FIGURE 50–5 The Fenton reaction. Free iron is extremely toxic as it can catalyze the formation of hydroxyl radical (OH–) from hydrogen peroxide (see also Chapter 52). The hydroxyl radical is a transient but highly reactive species and can oxidize cellular macromolecules resulting in tissue damage.
Glycosylation of transferrin is impaired in congenital disorders of glycosylation (Chapter 47) and chronic alcoholism, resulting in increased circulating levels of carbohydrate-deficient transferrin (CDT). CDT can be measured by isoelectric focussing (IEF) and is used as a marker of chronic alcoholism.
The Transferrin Cycle Helps in Cellular Uptake of Iron
Transferrin receptor 1 (TfR1) is present on the surface of almost all cells, especially erythroid precursors in the bone marrow. Transferrin binds to these receptors and is internalized by receptor-mediated endocytosis (similar to LDL receptors described in Chapter 25). The acidic pH inside the late endosome causes iron to dissociate from transferrin (Tf). The dissociated iron leaves the endosome via DMT1 to enter the cytoplasm. Unlike the protein component of LDL, apoTf (Tf without iron bound to it) is not degraded within the endosome. Instead, it remains associated with its receptor and returns to the plasma membrane. It can then dissociate from its receptor, re-enter plasma, and pick up more iron to be delivered to cells. This is called the transferrin cycle (Figure 50–6).

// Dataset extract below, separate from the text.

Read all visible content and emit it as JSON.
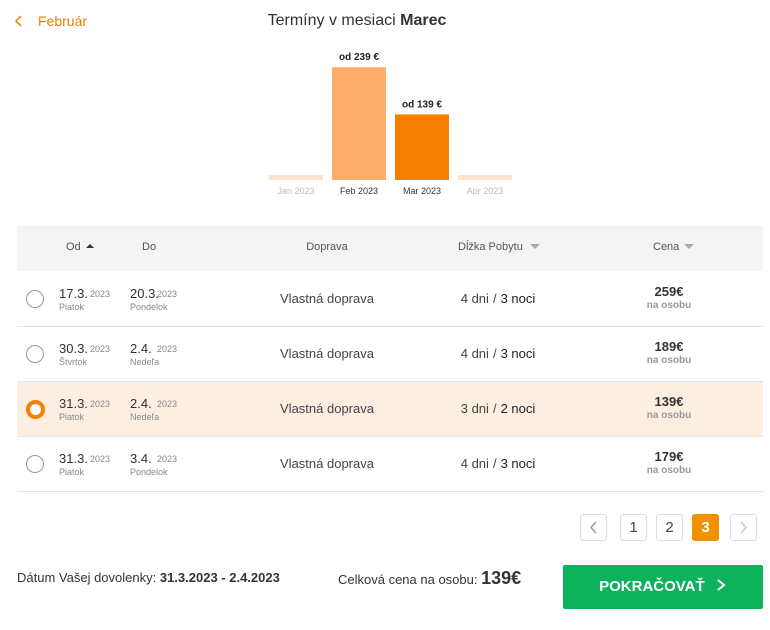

FIGURE 50–6 The transferrin cycle. Holotransferrin (Tf-Fe) binds to transferrin receptor 1 (TfR1) present in clathrin-coated pits on the cell surface. The TfR1-Tf-Fe complex is endocytosed and endocytic vesicles fuse to form early endosomes. The early endosomes mature to late endosomes, which have an acidic pH inside. The low pH causes release of iron from its binding sites on transferrin. Apotransferrin (apo-Tf) remains bound to TfR1. Ferric iron is converted to its ferrous form by the ferrireductase, Steap 3. Ferrous iron is then transported into the cytosol via DMT1. The TfR1-apo-Tf complex is recycled back to the cell surface. At the cell surface, apo-Tf is released from TFR1. TfR1 then binds to new Tf-Fe. This completes the transferrin cycle. (Based on Figure 17–48 in Lodish H et al: Molecular Cell Biology, 4th ed. WH Freeman, 2000).
Transferrin receptor 2 (TfR2) is expressed primarily on the surface of hepatocytes and also in the crypt cells of the small intestine. It has a low affinity for Tf-Fe and does not appear to be involved in iron uptake by cells. It plays a role in sensing body iron stores in association with other proteins, as discussed later.